Nostalgia is a longing for an elusive and largely undefined bygone, while history is a longing for knowledge of what has truly been going on all along; but neither approach enables us to achieve a sense of belonging as we behold or hold on to the past.  Listening to historic broadcasts, I dwell on air; I do not linger in a vacuum.  I might be the creator of this castle, but its stuff—the found matter that is its foundation—has to be weighed, handled and shaped with care and understanding.

What is my place in this castle I am constructing? What is the responsibility of a broadcastellan—the present keeper of a home for live records of the past?

Unpopular Culture; or, the Return of the Magnificent Montague

Popular culture is generally understood to be the mass-market consumer culture of the present.  As the culture of the everyday it is especially vulnerable to obliteration.  What happens to the popular of the past, to the dime novels, movies, television programs or radio entertainment no longer of interest to a larger public, no longer deemed marketable or relevant? Does it become fodder for historians? Is it fuel for nostalgia? I am going to investigate this heap of discarded objects, review products of a by now “unpopular culture,” and relate them to my here and now.

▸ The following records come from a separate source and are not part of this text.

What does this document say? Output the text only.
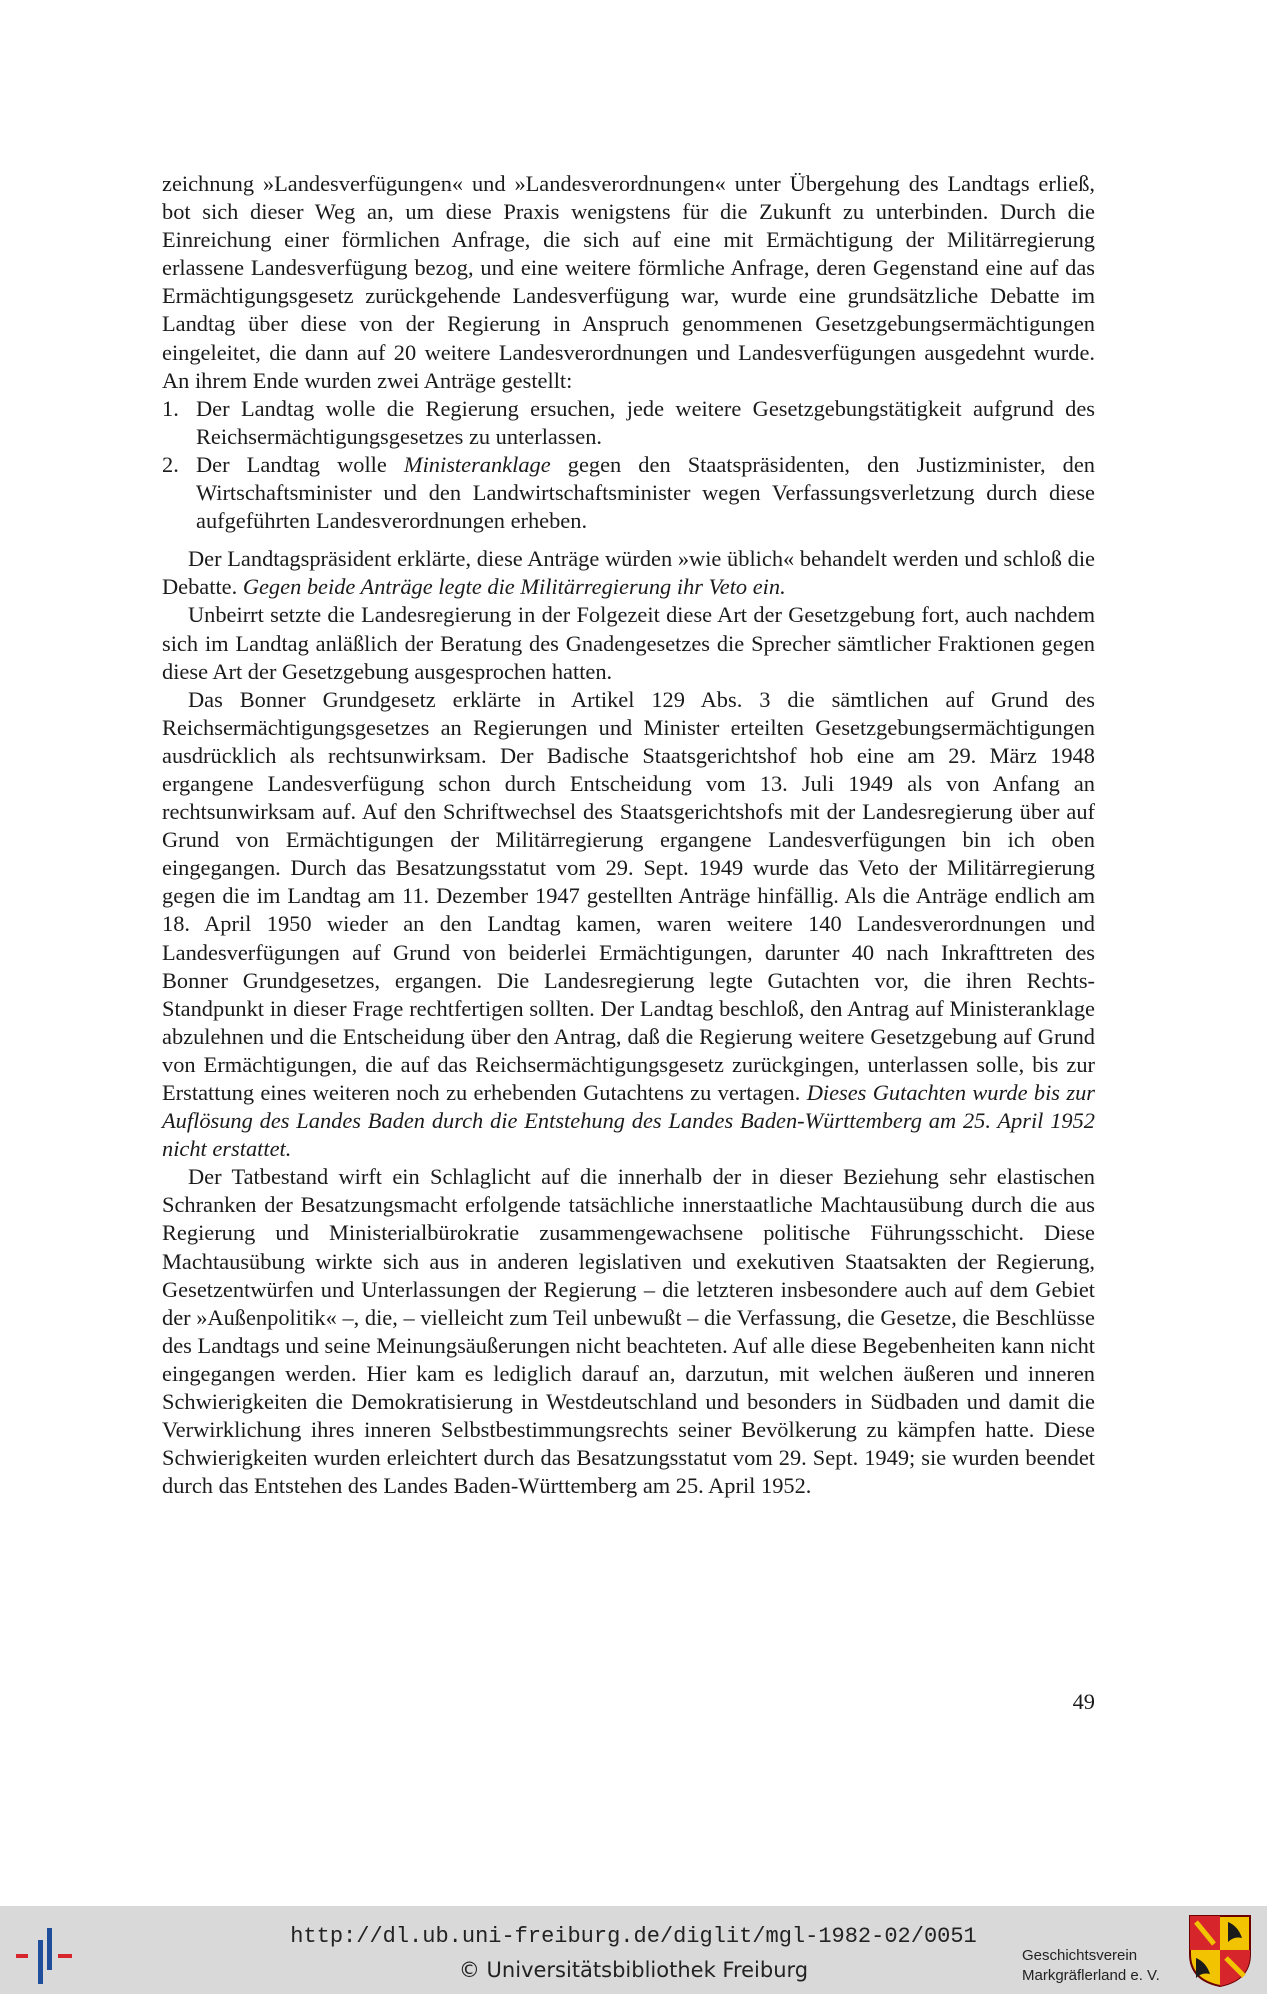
zeichnung »Landesverfügungen« und »Landesverordnungen« unter Übergehung des Landtags erließ, bot sich dieser Weg an, um diese Praxis wenigstens für die Zukunft zu unterbinden. Durch die Einreichung einer förmlichen Anfrage, die sich auf eine mit Ermächtigung der Militärregierung erlassene Landesverfügung bezog, und eine weitere förmliche Anfrage, deren Gegenstand eine auf das Ermächtigungsgesetz zurückgehende Landesverfügung war, wurde eine grundsätzliche Debatte im Landtag über diese von der Regierung in Anspruch genommenen Gesetzgebungsermächtigungen eingeleitet, die dann auf 20 weitere Landesverordnungen und Landesverfügungen ausgedehnt wurde. An ihrem Ende wurden zwei Anträge gestellt:

1. Der Landtag wolle die Regierung ersuchen, jede weitere Gesetzgebungstätigkeit aufgrund des Reichsermächtigungsgesetzes zu unterlassen.
2. Der Landtag wolle Ministeranklage gegen den Staatspräsidenten, den Justizminister, den Wirtschaftsminister und den Landwirtschaftsminister wegen Verfassungsverletzung durch diese aufgeführten Landesverordnungen erheben.

Der Landtagspräsident erklärte, diese Anträge würden »wie üblich« behandelt werden und schloß die Debatte. Gegen beide Anträge legte die Militärregierung ihr Veto ein.

Unbeirrt setzte die Landesregierung in der Folgezeit diese Art der Gesetzgebung fort, auch nachdem sich im Landtag anläßlich der Beratung des Gnadengesetzes die Sprecher sämtlicher Fraktionen gegen diese Art der Gesetzgebung ausgesprochen hatten.

Das Bonner Grundgesetz erklärte in Artikel 129 Abs. 3 die sämtlichen auf Grund des Reichsermächtigungsgesetzes an Regierungen und Minister erteilten Gesetzgebungsermächtigungen ausdrücklich als rechtsunwirksam. Der Badische Staatsgerichtshof hob eine am 29. März 1948 ergangene Landesverfügung schon durch Entscheidung vom 13. Juli 1949 als von Anfang an rechtsunwirksam auf. Auf den Schriftwechsel des Staatsgerichtshofs mit der Landesregierung über auf Grund von Ermächtigungen der Militärregierung ergangene Landesverfügungen bin ich oben eingegangen. Durch das Besatzungsstatut vom 29. Sept. 1949 wurde das Veto der Militärregierung gegen die im Landtag am 11. Dezember 1947 gestellten Anträge hinfällig. Als die Anträge endlich am 18. April 1950 wieder an den Landtag kamen, waren weitere 140 Landesverordnungen und Landesverfügungen auf Grund von beiderlei Ermächtigungen, darunter 40 nach Inkrafttreten des Bonner Grundgesetzes, ergangen. Die Landesregierung legte Gutachten vor, die ihren Rechts-Standpunkt in dieser Frage rechtfertigen sollten. Der Landtag beschloß, den Antrag auf Ministeranklage abzulehnen und die Entscheidung über den Antrag, daß die Regierung weitere Gesetzgebung auf Grund von Ermächtigungen, die auf das Reichsermächtigungsgesetz zurückgingen, unterlassen solle, bis zur Erstattung eines weiteren noch zu erhebenden Gutachtens zu vertagen. Dieses Gutachten wurde bis zur Auflösung des Landes Baden durch die Entstehung des Landes Baden-Württemberg am 25. April 1952 nicht erstattet.

Der Tatbestand wirft ein Schlaglicht auf die innerhalb der in dieser Beziehung sehr elastischen Schranken der Besatzungsmacht erfolgende tatsächliche innerstaatliche Machtausübung durch die aus Regierung und Ministerialbürokratie zusammengewachsene politische Führungsschicht. Diese Machtausübung wirkte sich aus in anderen legislativen und exekutiven Staatsakten der Regierung, Gesetzentwürfen und Unterlassungen der Regierung – die letzteren insbesondere auch auf dem Gebiet der »Außenpolitik« –, die, – vielleicht zum Teil unbewußt – die Verfassung, die Gesetze, die Beschlüsse des Landtags und seine Meinungsäußerungen nicht beachteten. Auf alle diese Begebenheiten kann nicht eingegangen werden. Hier kam es lediglich darauf an, darzutun, mit welchen äußeren und inneren Schwierigkeiten die Demokratisierung in Westdeutschland und besonders in Südbaden und damit die Verwirklichung ihres inneren Selbstbestimmungsrechts seiner Bevölkerung zu kämpfen hatte. Diese Schwierigkeiten wurden erleichtert durch das Besatzungsstatut vom 29. Sept. 1949; sie wurden beendet durch das Entstehen des Landes Baden-Württemberg am 25. April 1952.

49
http://dl.ub.uni-freiburg.de/diglit/mgl-1982-02/0051
© Universitätsbibliothek Freiburg
Geschichtsverein
Markgräflerland e. V.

This attempt at a blog is an unacademic continuation of my doctoral study Etherized Victorians. It will chiefly concern movies, television and radio programs that may have fallen out of favor or are favored by the few only but are still available to anyone using contemporary media (TV, radio, and the internet; as DVDs, mp3s or in plain old print).

Unlike my academic writing, this journal will allow me to broadcast my findings immediately upon discovery and to share my impressions with others who, like me, are passionate about presumably stale pop, whatever their cultural or educational background.  It also permits a more personal approach than did my dissertation, in which I never referred to myself in the first person singular.

My [initial] signature, “The Magnificent Montague,” [was] appropriated from a US radio sitcom (1950-51) of the same name. In it, a hapless and proud thespian (portrayed by Monty Woolley) finds himself stooping to radio work to make ends meet. This obscure reference [was] meant to express the confrontation of cultures high and low, of trends and traditions, of personal predilections and public personae—confrontations broadcastellan will bring about in the months to come.

[As I became more confident writing about myself and saw the need to lay claim to my own words, the “Montague” cloak became cumbersome and worthless.  It was retired on 24 October 2005].